Namine is getting faster and stronger in her sport wheelchair.

It’s been some time since the Marquette bio-engineering class gave Namine her custom-built sport wheelchair, but in many ways she’s still getting used to it. Its large size in comparison with Namine makes performing actions in it more difficult than in a “normal” sport chair (if there is such a thing), but one by one Namine is knocking them down.


The custom chair is made of titanium, not steel, so structurally it is lighter. Due to the larger frame, however, it is heavier than it would be otherwise and is harder to maneuver.

As you can see from the following video, though, Namine was able to build up quite a lot of speed. I was nearly running by the time we got to the other end of the gym. (Sorry about the shaky cam.)

Namine pulling a teammate in her wheelchair.


When Namine was given the custom chair, she was just getting used to dribbling in the loaner that she’d been given by her coach. The replacement chair, which is hers to keep, is by necessity larger both in length and width; it is meant to last her a long, long time, after all. (Did I mention it’s titanium? It’s probably one of the most durable pieces of equipment she’ll ever own.)

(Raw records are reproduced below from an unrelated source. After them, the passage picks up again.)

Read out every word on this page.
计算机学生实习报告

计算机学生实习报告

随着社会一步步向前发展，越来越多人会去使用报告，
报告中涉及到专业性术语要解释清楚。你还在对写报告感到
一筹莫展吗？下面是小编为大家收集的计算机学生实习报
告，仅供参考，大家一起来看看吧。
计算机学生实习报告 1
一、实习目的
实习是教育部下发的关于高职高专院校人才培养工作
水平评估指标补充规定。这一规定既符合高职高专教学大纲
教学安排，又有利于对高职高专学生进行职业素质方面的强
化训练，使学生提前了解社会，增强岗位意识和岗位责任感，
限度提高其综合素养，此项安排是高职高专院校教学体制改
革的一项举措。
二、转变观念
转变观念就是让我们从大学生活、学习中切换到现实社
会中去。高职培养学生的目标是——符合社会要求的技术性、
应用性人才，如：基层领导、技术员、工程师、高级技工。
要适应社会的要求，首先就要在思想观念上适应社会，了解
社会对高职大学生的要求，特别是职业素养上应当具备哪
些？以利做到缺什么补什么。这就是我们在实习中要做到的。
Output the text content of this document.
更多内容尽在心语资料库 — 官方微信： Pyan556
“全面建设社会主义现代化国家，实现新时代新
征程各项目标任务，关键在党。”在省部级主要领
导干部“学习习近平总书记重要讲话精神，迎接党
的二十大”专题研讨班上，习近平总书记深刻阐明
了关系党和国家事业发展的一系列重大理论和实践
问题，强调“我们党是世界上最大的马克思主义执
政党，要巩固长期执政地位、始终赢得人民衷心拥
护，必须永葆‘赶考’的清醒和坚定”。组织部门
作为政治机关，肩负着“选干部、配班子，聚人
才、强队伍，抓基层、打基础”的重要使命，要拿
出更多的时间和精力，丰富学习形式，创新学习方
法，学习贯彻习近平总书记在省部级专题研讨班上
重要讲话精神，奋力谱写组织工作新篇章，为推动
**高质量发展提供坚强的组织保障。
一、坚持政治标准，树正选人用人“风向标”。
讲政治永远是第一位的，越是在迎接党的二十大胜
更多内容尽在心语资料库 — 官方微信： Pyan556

As a result of all this, Namine had to re-learn (to an extent) how to dribble, since she has to account for the different camber of the wheels. Up until recently, this was purely a physical limitation: her arms were simply not long enough. Well, that is no longer true.

Namine dribbling the ball.

Picking up the ball

Another one of those pesky physics problems was picking up the ball. Namine could reach the floor from the loaner, but she couldn’t from her new custom chair. That’s no longer true, either!

Namine picking up the ball from the floor.